I do want to note that many of the defensive names (not drugs though) were up on Friday. Staples and Utes rallied. The DSI for the bonds is down to 14. I am going to watch this group to see if they can improve.
For example can Procter and Gamble PG cross that downtrend line and map out something akin to what I have drawn in blue?

Today’s Indicator
Both the NYSE and Nasdaq saw new lows increase on Friday. Nasdaq had just shy of 300 new lows.

Q&A/Reader’s Feedback
Meta META looks like it is trying to form a top but it’s not that large so for now I expect if it comes down into that 540 area we will see it bounce. I’m just not sure how far it can go but first let’s see if we can get that bounce.

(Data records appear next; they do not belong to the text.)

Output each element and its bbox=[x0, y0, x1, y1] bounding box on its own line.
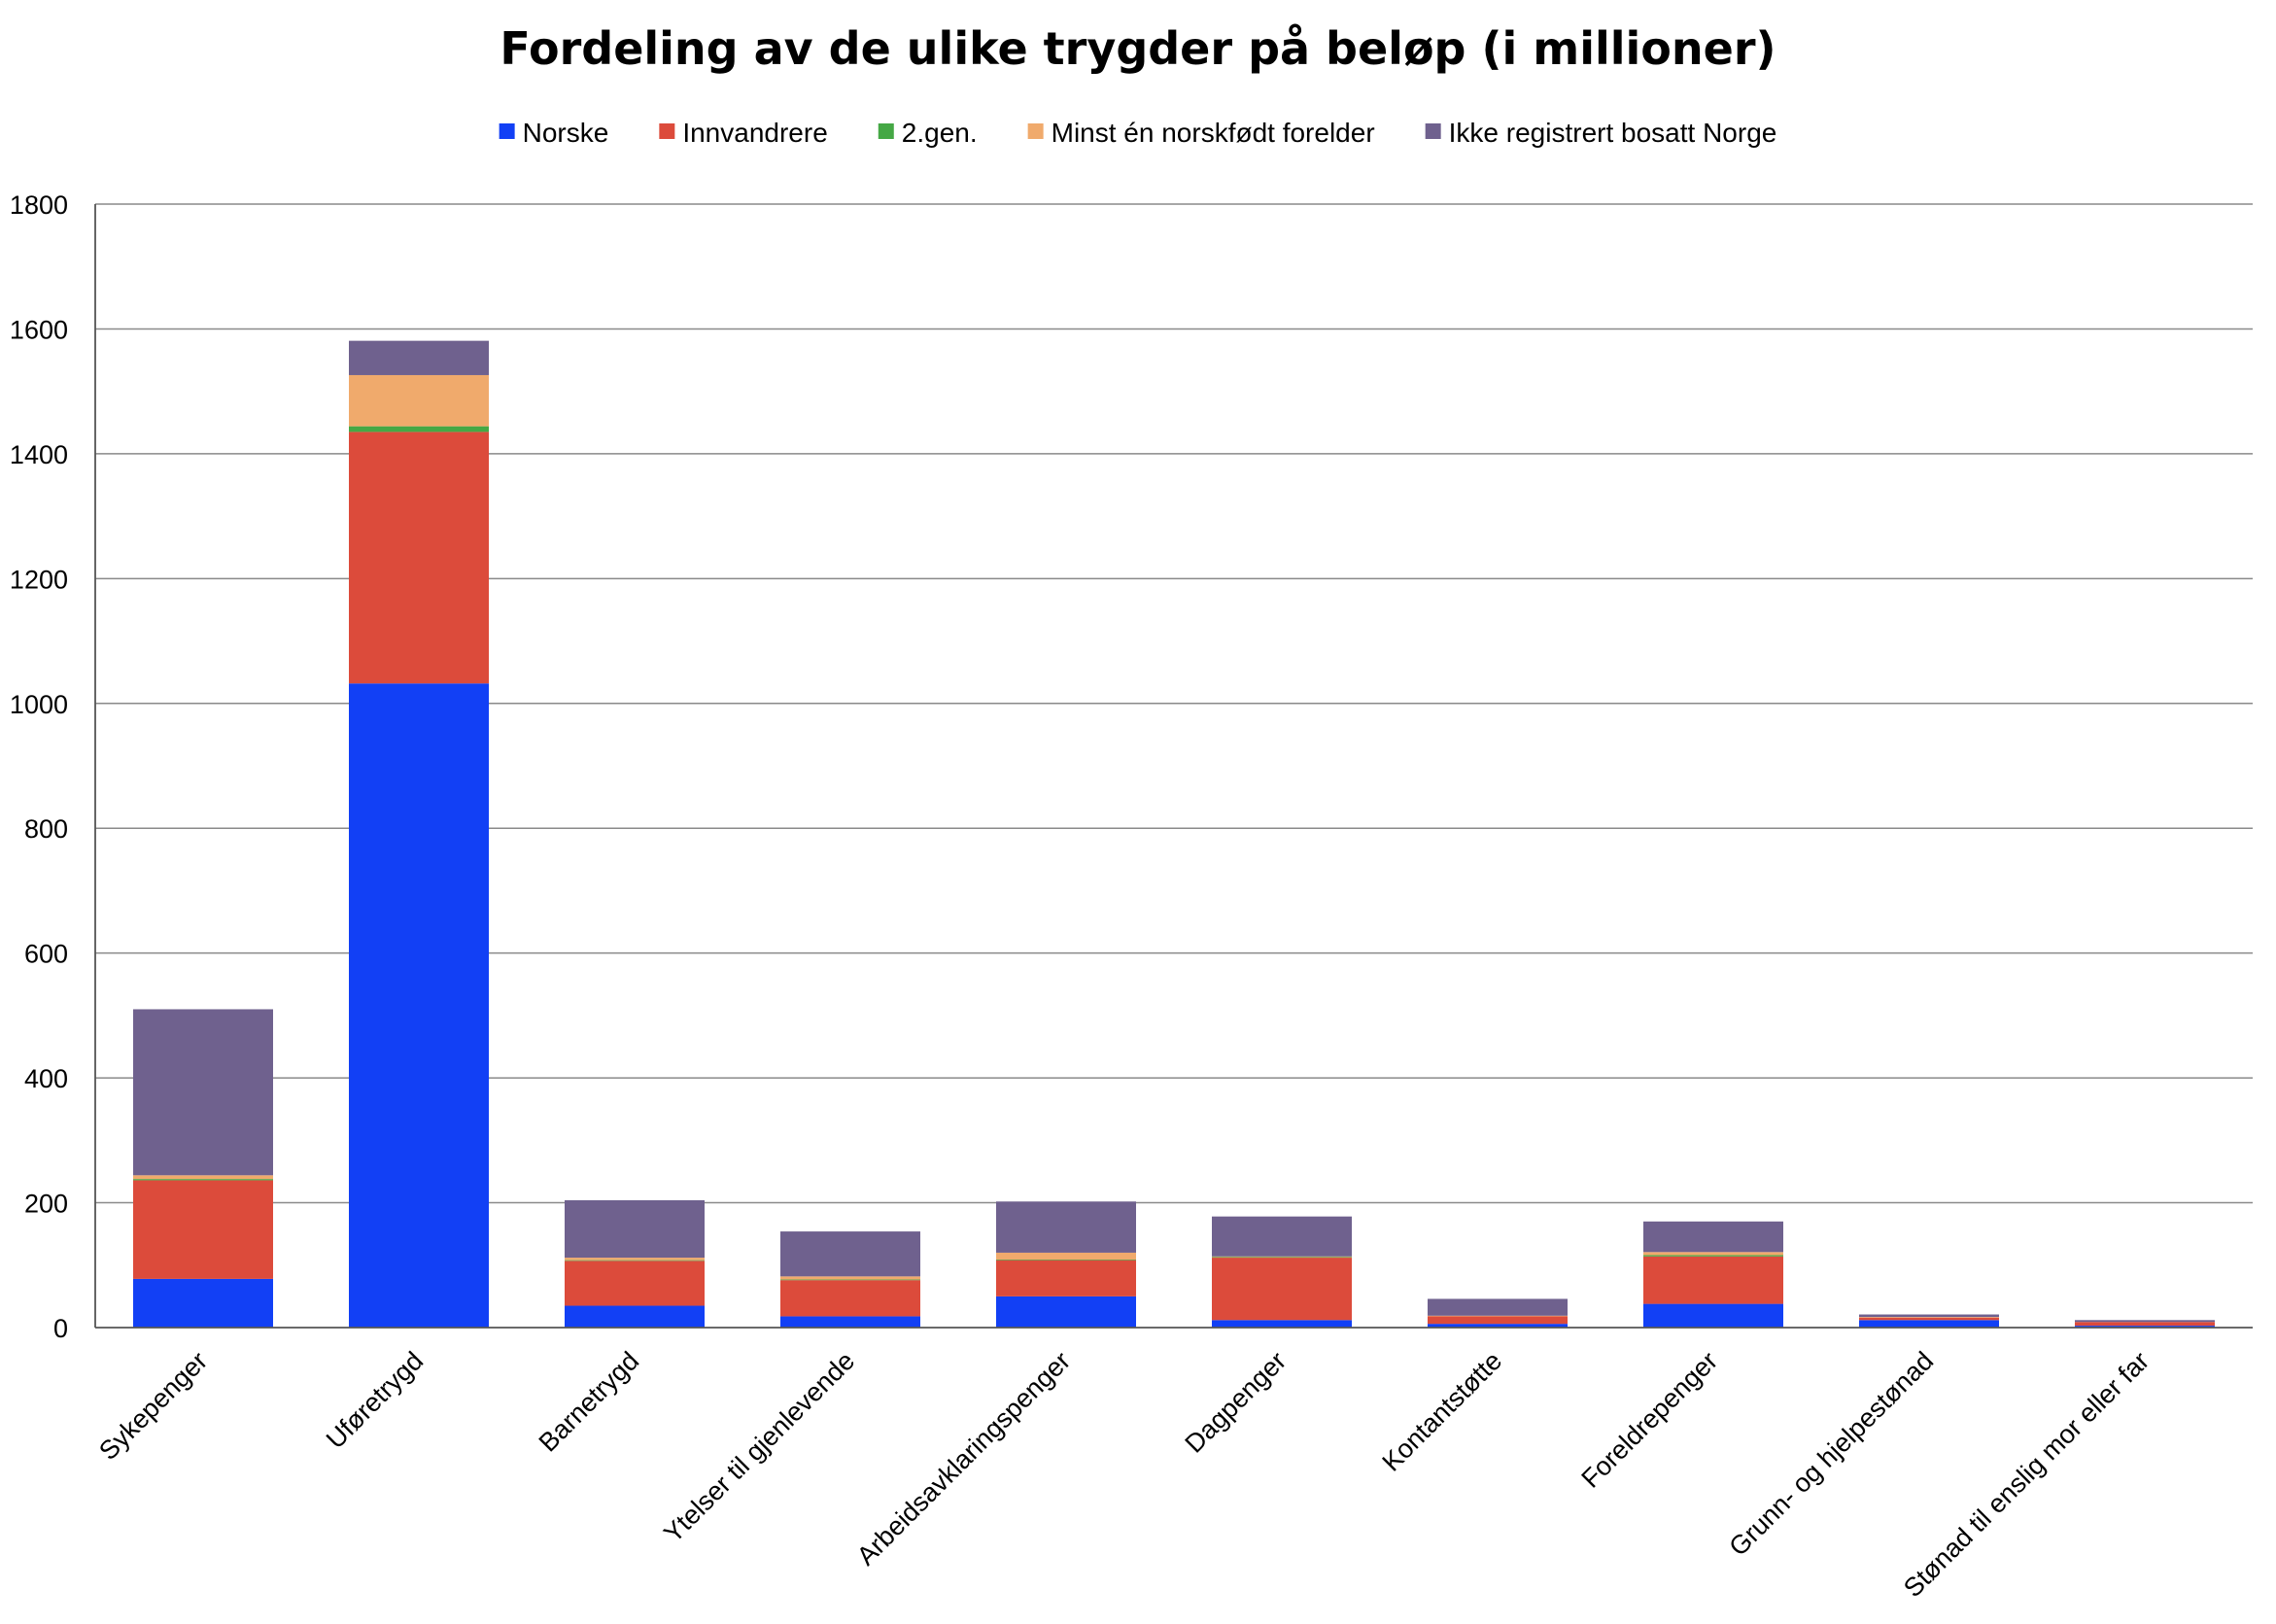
legend-item: Minst én norskfødt forelder bbox=[1027, 118, 1375, 148]
bar-segment bbox=[349, 340, 489, 375]
bar-segment bbox=[1643, 1255, 1783, 1257]
bar-segment bbox=[2075, 1326, 2215, 1328]
x-category-label: Arbeidsavklaringspenger bbox=[851, 1346, 1076, 1571]
legend-swatch bbox=[659, 123, 675, 139]
bars bbox=[133, 340, 2215, 1328]
x-category-label: Dagpenger bbox=[1180, 1346, 1293, 1459]
bar-segment bbox=[1428, 1298, 1568, 1316]
bar-segment bbox=[1859, 1320, 1999, 1328]
legend-swatch bbox=[499, 123, 515, 139]
bar-segment bbox=[996, 1259, 1136, 1261]
bar-segment bbox=[780, 1276, 920, 1280]
bar-stack bbox=[1859, 1314, 1999, 1328]
legend-label: Ikke registrert bosatt Norge bbox=[1449, 118, 1777, 148]
bar-segment bbox=[349, 432, 489, 684]
bar-segment bbox=[133, 1278, 273, 1328]
legend: Norske Innvandrere 2.gen. Minst én norskfød… bbox=[499, 118, 1777, 148]
bar-segment bbox=[1212, 1320, 1352, 1328]
bar-segment bbox=[780, 1231, 920, 1277]
axes bbox=[94, 204, 2253, 1329]
bar-stack bbox=[1643, 1221, 1783, 1328]
legend-item: Norske bbox=[499, 118, 609, 148]
bar-stack bbox=[565, 1199, 705, 1328]
legend-label: 2.gen. bbox=[902, 118, 978, 148]
bar-segment bbox=[349, 683, 489, 1328]
bar-segment bbox=[1212, 1256, 1352, 1258]
bar-segment bbox=[1859, 1317, 1999, 1318]
bar-segment bbox=[1643, 1256, 1783, 1304]
bar-stack bbox=[780, 1231, 920, 1328]
bar-segment bbox=[133, 1175, 273, 1180]
legend-item: Ikke registrert bosatt Norge bbox=[1425, 118, 1777, 148]
y-tick-label: 1000 bbox=[10, 690, 68, 719]
bar-segment bbox=[780, 1280, 920, 1317]
bar-segment bbox=[133, 1009, 273, 1176]
bar-segment bbox=[1643, 1252, 1783, 1256]
bar-segment bbox=[780, 1316, 920, 1328]
bar-segment bbox=[780, 1279, 920, 1281]
y-tick-label: 0 bbox=[53, 1314, 68, 1343]
y-tick-label: 1600 bbox=[10, 315, 68, 344]
y-axis-ticks: 0 200 400 600 800 1000 1200 1400 1600 1800 bbox=[10, 190, 68, 1343]
legend-label: Minst én norskfødt forelder bbox=[1052, 118, 1375, 148]
legend-label: Norske bbox=[523, 118, 609, 148]
bar-segment bbox=[2075, 1320, 2215, 1323]
x-category-label: Ytelser til gjenlevende bbox=[658, 1346, 860, 1548]
bar-segment bbox=[1212, 1258, 1352, 1321]
y-tick-label: 1800 bbox=[10, 190, 68, 220]
legend-label: Innvandrere bbox=[682, 118, 827, 148]
bar-segment bbox=[1643, 1303, 1783, 1328]
bar-segment bbox=[1859, 1314, 1999, 1318]
bar-stack bbox=[1212, 1216, 1352, 1328]
y-tick-label: 1200 bbox=[10, 565, 68, 594]
x-category-label: Sykepenger bbox=[93, 1346, 213, 1466]
bar-stack bbox=[133, 1009, 273, 1328]
y-tick-label: 800 bbox=[24, 814, 68, 844]
chart-title: Fordeling av de ulike trygder på beløp (… bbox=[500, 22, 1776, 75]
bar-segment bbox=[349, 426, 489, 432]
x-axis-labels: Sykepenger Uføretrygd Barnetrygd Ytelser ti… bbox=[93, 1346, 2155, 1603]
bar-segment bbox=[349, 374, 489, 427]
bar-stack bbox=[1428, 1298, 1568, 1328]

The line I have drawn on the chart of Valero VLO would probably be laughed out of any lesson on Technical Analysis but with the exception of that false breakout in late July it has stopped every rally since the downtrend began. I am drawn to a stock like this because it is down and out and it has held that gap up so well. I would like to see it cross that line and maintain that. There is a lot of resistance all the way up but maybe it develops and improves as we head into 2025.

Cyberark CYBR is a decent chart even if it is up so much already. It has a measured target around 330 as long as it doesn’t break under 280 in a meaningful way.